Prof. Dr. Dr. Uwe Scheffler, “Gedanken zur Rechtsbeugung”, NStZ 1996, Heft 2, Seite 67
…In der veröffentlichen Rechtsprechung finden sich relativ viele Urteile gegen Volljuristen, denen die Unkenntnis oder das Unverständnis des geltenden Rechts attestiert wurde (BGHSt 10, 294, 300; BGH bei Holtz MDR 1978, 626.), so daß man geneigt sein mag, die Juristenausbildung in Frage zu stellen.
Allerdings gibt es eine große Fallgruppe, bei der diese Probleme hinsichtlich des objektiven und subjektiven Tatbestandes keine solche Rolle spielen. Aber auch hier kommt es so gut wie nie zu Anklagen wegen Rechtsbeugung, obwohl Beispielsfälle bis in die höchstrichterliche Judikatur zu finden sind: Es ist die Fallgruppe der absichtlichen und eindeutigen Korrektur des Gesetzgebers.
Denn die Formel von der Vertretbarkeit (gar noch infolge Vertretenwerdens) könnte hier durch das Kriterium der Grenzen der richterlichen Rechtsgewinnung präzisiert werden: Akzeptiert man, daß im Geltungsbereich von Art. 103 II GG „der mögliche Wortsinn des Gesetzes die äußerste Grenze zulässiger richterlicher Interpretation markiert“, so liegt in diesem Bereich eine objektive Beugung des Rechts bei jeder Rechtsfindung praeter oder gar contra legem vor; ansonsten jedenfalls dann, wenn Normtext und gesetzgeberischer Regelungszweck klar mißachtet werden und keine der hier nicht näher zu erörternden diskutierten Ausnahmen vorliegt. Allgemein gesprochen: Jede unzulässige richterliche
Rechtsfortbildung ist objektiv Rechtsbeugung!
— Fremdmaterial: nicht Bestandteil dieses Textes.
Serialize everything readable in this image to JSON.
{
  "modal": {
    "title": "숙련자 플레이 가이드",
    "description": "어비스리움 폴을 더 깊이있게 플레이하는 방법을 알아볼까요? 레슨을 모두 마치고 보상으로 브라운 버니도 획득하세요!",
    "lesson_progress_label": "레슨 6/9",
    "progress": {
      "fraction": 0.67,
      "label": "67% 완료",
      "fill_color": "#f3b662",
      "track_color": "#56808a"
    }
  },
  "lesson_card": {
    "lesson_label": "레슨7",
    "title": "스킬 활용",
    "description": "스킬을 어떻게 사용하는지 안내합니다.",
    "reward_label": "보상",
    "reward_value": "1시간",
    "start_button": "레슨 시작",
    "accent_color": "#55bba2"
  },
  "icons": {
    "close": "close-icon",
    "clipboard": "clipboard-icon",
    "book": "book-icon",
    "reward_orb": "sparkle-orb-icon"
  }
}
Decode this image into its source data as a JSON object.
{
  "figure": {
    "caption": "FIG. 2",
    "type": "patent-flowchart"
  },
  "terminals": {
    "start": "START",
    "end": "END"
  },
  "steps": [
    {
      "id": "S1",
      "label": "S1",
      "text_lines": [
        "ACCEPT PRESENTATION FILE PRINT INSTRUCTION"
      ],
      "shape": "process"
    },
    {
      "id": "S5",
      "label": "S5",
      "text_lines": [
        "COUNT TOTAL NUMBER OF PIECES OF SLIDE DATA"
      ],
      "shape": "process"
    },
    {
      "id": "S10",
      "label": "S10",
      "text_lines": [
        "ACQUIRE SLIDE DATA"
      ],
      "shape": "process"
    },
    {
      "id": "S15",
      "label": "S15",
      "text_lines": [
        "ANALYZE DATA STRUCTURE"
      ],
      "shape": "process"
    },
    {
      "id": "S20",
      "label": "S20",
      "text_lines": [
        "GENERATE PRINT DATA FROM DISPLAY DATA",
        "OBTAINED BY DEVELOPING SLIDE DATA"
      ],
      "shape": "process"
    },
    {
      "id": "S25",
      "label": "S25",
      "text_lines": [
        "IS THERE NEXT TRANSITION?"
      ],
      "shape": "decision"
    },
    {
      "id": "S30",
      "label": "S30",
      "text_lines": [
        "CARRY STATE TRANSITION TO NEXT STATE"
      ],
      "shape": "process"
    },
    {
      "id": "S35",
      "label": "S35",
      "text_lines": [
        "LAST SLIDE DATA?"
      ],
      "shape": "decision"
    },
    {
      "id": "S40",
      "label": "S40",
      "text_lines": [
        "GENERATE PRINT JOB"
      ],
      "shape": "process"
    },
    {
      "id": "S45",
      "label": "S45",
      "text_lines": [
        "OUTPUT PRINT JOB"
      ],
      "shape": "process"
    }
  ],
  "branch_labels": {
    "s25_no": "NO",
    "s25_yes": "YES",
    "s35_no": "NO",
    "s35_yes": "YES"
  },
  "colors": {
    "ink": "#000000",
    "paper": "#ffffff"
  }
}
Folgt man dem, bereiten die übrigen objektiven Tatbestandsmerkmale des § 336 StGB kaum noch Schwierigkeiten. Der Vorsatz läßt sich zumeist schon mit den Urteilsgründen belegen; er wird auch nicht dadurch
ausgeschlossen, daß der Richter meint, „das Richtige zu tun“. – Verschiedene Varianten können hier unterschieden werden, wobei die als Beispiele herangezogenen Entscheidungen in dieser Pauschalität nur als der Grenzüberschreitung verdächtig eingestuft werden sollen: …
Justizfreund erklärt dazu:
Wenn man demgemäss die Juristenausbildung in Frage stellen muss, dann muss man auch geneigt sein diesen Richtern die Fähigkeit zum Richteramt in Frage zu stellen.